EN PRÉSENCE DE MONSIEUR LE JUGE NOËL

ENTRE :

LINO DIASONAMA ET

EMMANUEL SAMBI

demandeurs

et

LE MINISTRE DE LA CITOYENNETÉ ET DE L'IMMIGRATION

défendeur

MOTIFS DE L'ORDONNANCE ET ORDONNANCE


[1]         Il s'agit d'une demande de contrôle judiciaire d'une décision datée du 2 juin 2004 par laquelle la Section de la protection des réfugiés (le tribunal) de la Commission de l'immigration et du statut de réfugié (la CISR) a jugé que les demandeurs ne pouvaient pas avoir la qualité de réfugié en application de la section Fa) de l'article premier de la Convention des Nations Unies relative au statut des réfugiés (la Convention) et qu'ils étaient donc interdits de territoire au Canada en application de la Loi sur l'immigration et la protection des réfugiés, L.C. 2001, ch. 27 (la LIPR). Les demandeurs demandent l'annulation de cette décision et le renvoi de l'affaire devant un tribunal différemment constitué pour nouvelle décision.

QUESTION EN LITIGE

[2]         Le tribunal a-t-il interprété correctement les concepts de « membre » et de « complicité » qui se rapportent aux dispositions de la section Fa) de l'article premier de la Convention et de la LIPR relatives à l'interdiction de territoire? Dans l'affirmative, le tribunal a-t-il par ailleurs commis une erreur de fait ou de droit, a-t-il fondé ses conclusions sur des faits erronés ou a-t-il agi illégalement en décidant que les demandeurs étaient interdits de territoire?

CONCLUSION

[3]        Pour les motifs exposés ci-dessous, le tribunal a évalué correctement tous les aspects de la demande dont il était saisi et n'a commis aucune erreur de droit, de fait ou autre. En conséquence, la présente demande de contrôle judiciaire doit être rejetée.


CONTEXTE

[4]         Lino Diasonama (M. Diasonama) et son frère adoptif Emmanuel Sambi (M. Sambi) (appelés collectivement les demandeurs) sont des citoyens de la République démocratique du Congo (la RDC). Ils prétendent être des réfugiés ou des personnes à protéger en application des articles 96 et 97 de la LIPR en raison des opinions politiques qui leur sont imputées et de leur appartenance à un groupe social, c'est-à-dire la famille et/ou les anciens membres du parti politique de l'ancien président Mobutu (le MPR).

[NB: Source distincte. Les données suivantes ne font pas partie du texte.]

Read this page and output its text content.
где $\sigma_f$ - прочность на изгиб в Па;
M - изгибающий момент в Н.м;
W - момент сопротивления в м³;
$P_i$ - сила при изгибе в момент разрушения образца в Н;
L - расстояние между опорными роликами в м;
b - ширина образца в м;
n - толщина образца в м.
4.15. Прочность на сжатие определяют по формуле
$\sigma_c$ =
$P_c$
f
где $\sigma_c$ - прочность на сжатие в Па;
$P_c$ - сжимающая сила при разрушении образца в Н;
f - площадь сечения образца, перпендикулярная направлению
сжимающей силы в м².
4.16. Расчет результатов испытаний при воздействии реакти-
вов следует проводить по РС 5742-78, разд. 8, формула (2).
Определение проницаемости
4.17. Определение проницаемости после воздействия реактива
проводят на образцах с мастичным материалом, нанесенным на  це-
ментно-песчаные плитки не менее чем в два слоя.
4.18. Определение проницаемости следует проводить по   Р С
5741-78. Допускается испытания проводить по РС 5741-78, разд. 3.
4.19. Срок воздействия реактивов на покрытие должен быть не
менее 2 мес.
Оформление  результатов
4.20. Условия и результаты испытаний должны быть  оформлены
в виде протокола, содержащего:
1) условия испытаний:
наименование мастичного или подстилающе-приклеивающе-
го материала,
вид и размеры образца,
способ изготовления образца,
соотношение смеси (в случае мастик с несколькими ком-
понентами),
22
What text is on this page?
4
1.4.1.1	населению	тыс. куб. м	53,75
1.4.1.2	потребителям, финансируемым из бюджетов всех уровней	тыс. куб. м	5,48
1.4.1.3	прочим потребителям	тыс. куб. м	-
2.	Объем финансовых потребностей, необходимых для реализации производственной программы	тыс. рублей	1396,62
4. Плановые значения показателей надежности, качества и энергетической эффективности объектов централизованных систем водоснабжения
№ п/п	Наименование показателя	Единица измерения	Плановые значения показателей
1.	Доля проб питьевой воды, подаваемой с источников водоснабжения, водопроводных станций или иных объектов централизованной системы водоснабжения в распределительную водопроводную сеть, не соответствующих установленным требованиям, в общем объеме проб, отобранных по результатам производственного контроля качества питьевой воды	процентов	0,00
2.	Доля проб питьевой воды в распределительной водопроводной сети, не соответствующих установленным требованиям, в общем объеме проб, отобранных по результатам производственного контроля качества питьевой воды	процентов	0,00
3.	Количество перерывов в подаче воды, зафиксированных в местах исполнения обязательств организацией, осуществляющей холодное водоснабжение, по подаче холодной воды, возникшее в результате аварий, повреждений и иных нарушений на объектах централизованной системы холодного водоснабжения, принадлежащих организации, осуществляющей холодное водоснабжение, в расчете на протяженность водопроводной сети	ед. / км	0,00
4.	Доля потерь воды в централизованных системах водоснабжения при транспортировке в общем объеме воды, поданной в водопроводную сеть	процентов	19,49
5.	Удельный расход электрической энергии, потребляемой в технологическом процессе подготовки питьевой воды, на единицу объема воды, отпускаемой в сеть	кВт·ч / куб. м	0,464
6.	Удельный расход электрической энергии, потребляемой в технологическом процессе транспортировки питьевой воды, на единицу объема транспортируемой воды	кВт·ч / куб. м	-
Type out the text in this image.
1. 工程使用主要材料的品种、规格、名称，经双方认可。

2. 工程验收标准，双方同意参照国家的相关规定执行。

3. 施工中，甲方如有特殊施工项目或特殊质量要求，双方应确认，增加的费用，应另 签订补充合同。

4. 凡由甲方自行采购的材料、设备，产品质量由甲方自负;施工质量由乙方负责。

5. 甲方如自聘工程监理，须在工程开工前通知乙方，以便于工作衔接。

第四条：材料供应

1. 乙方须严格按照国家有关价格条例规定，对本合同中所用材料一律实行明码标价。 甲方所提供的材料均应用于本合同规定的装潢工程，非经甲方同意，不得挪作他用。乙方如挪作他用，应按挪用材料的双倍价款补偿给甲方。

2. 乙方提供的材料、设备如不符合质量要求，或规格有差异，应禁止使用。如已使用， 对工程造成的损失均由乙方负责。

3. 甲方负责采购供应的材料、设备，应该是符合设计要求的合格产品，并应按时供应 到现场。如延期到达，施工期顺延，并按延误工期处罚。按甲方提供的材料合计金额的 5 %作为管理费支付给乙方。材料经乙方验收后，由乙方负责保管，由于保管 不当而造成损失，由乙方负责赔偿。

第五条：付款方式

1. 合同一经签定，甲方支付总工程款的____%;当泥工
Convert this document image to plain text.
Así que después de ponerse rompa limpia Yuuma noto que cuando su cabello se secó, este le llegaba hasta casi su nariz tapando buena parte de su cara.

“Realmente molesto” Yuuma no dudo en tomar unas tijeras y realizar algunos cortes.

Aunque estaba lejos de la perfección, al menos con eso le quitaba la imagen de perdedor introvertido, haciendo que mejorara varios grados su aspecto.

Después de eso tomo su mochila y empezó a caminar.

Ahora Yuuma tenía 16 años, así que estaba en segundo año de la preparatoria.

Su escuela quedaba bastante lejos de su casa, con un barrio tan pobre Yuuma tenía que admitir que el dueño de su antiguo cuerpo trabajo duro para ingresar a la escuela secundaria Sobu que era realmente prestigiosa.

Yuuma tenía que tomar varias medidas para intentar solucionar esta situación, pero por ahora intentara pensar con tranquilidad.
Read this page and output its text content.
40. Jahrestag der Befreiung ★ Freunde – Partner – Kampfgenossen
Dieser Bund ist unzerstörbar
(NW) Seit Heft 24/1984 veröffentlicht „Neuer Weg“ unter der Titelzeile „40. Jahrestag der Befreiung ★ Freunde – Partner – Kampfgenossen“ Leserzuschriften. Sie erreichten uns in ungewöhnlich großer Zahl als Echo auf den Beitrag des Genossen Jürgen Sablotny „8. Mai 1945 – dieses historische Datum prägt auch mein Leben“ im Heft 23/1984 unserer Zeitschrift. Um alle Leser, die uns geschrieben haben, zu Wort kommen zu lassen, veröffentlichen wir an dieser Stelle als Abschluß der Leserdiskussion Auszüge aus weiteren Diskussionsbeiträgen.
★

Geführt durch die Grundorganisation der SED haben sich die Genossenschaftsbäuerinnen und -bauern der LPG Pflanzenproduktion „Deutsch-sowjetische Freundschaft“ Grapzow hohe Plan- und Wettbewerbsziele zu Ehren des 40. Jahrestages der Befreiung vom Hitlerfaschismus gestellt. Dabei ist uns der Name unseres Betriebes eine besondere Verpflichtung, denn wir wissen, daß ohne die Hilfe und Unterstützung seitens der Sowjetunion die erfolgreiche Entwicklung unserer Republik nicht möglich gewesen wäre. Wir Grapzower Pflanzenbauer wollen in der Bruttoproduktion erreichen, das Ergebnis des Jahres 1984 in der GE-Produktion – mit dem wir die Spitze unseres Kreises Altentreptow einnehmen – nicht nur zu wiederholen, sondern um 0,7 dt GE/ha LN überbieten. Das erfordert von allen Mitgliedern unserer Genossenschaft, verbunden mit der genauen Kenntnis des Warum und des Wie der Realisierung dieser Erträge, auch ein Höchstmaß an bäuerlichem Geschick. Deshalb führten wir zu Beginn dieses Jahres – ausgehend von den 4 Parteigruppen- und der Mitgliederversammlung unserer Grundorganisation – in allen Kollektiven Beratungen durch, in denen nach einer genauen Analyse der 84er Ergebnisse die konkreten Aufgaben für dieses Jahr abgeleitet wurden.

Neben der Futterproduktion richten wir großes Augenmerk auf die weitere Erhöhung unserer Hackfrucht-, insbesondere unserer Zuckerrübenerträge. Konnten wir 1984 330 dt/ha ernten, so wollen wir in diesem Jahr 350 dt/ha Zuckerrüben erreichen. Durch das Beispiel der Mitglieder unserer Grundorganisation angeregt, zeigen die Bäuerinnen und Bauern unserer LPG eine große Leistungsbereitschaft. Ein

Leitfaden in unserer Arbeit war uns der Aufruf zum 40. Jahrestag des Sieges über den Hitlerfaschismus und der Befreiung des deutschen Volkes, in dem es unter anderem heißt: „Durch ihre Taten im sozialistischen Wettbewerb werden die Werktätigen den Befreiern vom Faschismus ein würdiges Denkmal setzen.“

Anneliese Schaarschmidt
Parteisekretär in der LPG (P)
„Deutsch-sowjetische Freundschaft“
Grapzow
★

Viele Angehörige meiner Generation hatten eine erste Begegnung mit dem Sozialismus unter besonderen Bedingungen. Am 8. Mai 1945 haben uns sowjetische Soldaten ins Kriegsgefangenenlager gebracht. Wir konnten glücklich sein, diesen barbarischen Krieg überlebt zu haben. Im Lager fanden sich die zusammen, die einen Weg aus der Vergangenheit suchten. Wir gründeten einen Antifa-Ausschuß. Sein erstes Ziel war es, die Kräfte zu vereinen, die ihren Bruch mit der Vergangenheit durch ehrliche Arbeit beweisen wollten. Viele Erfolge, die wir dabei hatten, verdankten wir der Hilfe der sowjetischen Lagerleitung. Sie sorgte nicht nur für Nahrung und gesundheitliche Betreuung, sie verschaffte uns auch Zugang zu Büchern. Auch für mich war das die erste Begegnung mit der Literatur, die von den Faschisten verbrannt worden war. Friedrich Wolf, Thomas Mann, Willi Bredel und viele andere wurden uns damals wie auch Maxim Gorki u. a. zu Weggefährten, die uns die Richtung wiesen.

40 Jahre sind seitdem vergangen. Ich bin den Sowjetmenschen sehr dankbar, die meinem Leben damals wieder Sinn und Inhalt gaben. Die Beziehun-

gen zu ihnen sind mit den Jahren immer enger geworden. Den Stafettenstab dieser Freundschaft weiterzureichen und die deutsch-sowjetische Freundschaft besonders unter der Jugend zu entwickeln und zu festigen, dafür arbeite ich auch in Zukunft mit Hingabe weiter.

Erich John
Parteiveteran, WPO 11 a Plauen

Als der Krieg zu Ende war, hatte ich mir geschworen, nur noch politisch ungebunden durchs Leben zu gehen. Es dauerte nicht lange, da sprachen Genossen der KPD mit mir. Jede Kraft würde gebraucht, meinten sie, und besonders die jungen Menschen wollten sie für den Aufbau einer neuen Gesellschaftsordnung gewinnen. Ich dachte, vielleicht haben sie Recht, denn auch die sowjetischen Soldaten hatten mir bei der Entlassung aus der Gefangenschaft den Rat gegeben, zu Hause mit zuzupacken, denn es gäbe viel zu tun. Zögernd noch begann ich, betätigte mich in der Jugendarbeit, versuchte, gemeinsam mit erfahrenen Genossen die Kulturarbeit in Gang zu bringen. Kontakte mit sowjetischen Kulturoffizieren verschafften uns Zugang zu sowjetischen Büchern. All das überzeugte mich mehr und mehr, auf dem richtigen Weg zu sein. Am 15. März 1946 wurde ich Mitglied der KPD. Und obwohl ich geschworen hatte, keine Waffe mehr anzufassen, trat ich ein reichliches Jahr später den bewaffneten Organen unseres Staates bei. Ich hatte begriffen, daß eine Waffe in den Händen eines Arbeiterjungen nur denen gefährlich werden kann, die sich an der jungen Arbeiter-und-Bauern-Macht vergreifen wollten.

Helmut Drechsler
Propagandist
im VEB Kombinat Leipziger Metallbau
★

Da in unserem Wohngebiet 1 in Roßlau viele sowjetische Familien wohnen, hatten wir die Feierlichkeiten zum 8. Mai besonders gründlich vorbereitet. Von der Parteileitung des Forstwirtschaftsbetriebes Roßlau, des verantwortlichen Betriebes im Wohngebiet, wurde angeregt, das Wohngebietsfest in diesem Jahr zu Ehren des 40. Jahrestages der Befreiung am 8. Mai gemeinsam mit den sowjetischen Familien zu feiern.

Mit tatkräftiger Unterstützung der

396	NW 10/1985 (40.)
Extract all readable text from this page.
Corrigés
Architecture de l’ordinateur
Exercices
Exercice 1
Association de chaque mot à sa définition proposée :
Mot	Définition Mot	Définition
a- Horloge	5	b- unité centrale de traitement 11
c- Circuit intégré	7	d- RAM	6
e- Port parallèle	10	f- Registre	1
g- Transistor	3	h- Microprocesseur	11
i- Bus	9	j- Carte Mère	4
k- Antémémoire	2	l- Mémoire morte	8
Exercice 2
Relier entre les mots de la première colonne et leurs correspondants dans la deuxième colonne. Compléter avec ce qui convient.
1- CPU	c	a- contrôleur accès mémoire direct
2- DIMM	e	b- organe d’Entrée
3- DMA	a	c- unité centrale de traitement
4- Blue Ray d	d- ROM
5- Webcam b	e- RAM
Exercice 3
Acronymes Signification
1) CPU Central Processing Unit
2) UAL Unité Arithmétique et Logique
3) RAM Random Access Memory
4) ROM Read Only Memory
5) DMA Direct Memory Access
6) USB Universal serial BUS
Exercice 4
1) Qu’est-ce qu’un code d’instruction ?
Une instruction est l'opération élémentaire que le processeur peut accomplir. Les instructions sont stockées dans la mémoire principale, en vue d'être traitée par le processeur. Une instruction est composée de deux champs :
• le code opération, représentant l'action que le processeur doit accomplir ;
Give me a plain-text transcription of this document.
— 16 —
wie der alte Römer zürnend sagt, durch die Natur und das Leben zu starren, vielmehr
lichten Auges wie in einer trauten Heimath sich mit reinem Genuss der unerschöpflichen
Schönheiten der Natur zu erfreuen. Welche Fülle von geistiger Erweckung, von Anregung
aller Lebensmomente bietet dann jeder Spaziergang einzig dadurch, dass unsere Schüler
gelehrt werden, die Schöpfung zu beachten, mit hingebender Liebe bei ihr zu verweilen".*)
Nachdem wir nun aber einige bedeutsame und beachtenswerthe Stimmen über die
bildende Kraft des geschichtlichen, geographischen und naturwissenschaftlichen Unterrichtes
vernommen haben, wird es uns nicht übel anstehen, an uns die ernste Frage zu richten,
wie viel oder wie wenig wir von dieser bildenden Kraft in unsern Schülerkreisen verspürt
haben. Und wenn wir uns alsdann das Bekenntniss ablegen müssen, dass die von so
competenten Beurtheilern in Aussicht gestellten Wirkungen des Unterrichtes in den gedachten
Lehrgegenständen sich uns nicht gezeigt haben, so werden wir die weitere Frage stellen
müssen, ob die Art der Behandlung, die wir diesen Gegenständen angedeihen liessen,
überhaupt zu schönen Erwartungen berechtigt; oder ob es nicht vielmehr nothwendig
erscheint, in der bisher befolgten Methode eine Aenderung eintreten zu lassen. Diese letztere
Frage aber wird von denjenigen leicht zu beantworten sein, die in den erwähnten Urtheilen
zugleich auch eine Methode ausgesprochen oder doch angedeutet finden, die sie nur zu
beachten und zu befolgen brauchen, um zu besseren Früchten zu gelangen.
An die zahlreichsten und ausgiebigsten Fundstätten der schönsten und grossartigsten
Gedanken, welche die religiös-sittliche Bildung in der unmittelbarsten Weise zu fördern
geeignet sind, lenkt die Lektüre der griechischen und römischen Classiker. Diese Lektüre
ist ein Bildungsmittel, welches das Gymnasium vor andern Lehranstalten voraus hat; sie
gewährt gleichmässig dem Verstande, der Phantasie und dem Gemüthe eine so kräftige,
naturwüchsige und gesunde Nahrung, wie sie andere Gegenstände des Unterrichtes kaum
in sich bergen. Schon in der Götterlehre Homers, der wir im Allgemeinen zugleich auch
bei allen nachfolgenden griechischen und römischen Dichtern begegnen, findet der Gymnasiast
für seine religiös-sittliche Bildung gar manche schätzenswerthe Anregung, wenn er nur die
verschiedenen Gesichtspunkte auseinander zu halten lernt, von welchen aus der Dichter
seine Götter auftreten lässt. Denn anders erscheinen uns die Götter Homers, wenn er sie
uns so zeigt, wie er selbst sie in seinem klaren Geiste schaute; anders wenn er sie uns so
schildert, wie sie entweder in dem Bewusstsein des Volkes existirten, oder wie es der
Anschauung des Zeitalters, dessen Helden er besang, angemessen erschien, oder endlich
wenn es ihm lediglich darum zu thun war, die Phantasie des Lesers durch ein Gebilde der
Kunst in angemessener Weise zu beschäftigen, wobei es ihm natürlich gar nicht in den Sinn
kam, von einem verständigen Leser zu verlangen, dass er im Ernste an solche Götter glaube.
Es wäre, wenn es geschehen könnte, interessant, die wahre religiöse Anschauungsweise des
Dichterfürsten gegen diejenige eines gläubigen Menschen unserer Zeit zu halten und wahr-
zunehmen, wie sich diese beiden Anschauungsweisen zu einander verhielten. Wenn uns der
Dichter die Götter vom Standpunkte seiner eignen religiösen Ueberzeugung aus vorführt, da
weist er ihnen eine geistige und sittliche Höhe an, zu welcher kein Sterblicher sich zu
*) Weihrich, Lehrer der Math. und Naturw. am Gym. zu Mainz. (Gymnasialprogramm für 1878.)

[5]         Le récit des demandeurs peut être résumé ainsi. En 1989, leur père, J. P. Mankoto (M. Mankoto), un agent des douanes qui possédait sa propre entreprise, est devenu membre du MPR. Ses fils sont devenus membres du mouvement de jeunesse du parti (les JMPR). Après l'arrivée au pouvoir de Kabila en 1997, M. Mankoto a été emprisonné à deux reprises, en septembre et en décembre 1997. À la suite de sa seconde arrestation, il a disparu. Après sa première arrestation, M. Mankoto a dit à MM. Diasonama et Sambi de requérir l'aide de son vieil ami, Paul Kabongo (M. Kabongo). M. Kabongo était le directeur de l'Agence nationale de renseignements (l'ANR). Il a placé les demandeurs dans des postes fictifs pour lesquels ceux-ci recevaient un salaire mensuel de 500 $US. M. Kabongo avait créé des postes fictifs semblables pour trois autres personnes. En mai 1998, M. Kabongo a été accusé d'avoir participé à un complot visant au renversement du régime Kabila. Il a alors été révélé que les demandeurs étaient les fils de M. Mankoto, qu'ils occupaient des postes fictifs à l'ANR et qu'ils avaient des collègues rwandais. Les deux hommes ont été arrêtés, puis emprisonnés et torturés de juillet à septembre 1998. Après leur libération, ils n'ont plus travaillé pour l'ANR. À la fin de 2000, alors que le mouvement rwandais opposé au président Kabila avait pris une certaine ampleur, un de leurs anciens collègues à l'ANR les a avertis que les deux autres personnes qui occupaient des postes fictifs avaient été arrêtées et tuées. Pendant un certain temps, MM. Diasonama et Sambi se sont cachés au domicile de leur oncle. Pendant qu'ils vivaient chez leur oncle, ils ont appris que le père naturel de M. Diasonama avait été arrêté et avait disparu. En janvier 2001, MM. Diasonama et Sambi ont fui la RDC pour se rendre au Canada.

DÉCISION CONTESTÉE

[6]         À l'audience, l'avocat du ministre de la Citoyenneté et de l'Immigration (le ministre ou le défendeur) est intervenu pour demander l'exclusion des demandeurs en application de la section Fa) de l'article premier de la Convention, en raison de l'association de ceux-ci avec l'ANR, c'est-à-dire une organisation qui (selon le ministre) poursuivait des fins limitées et brutales, soit le maintien à tout prix du régime du président Kabila.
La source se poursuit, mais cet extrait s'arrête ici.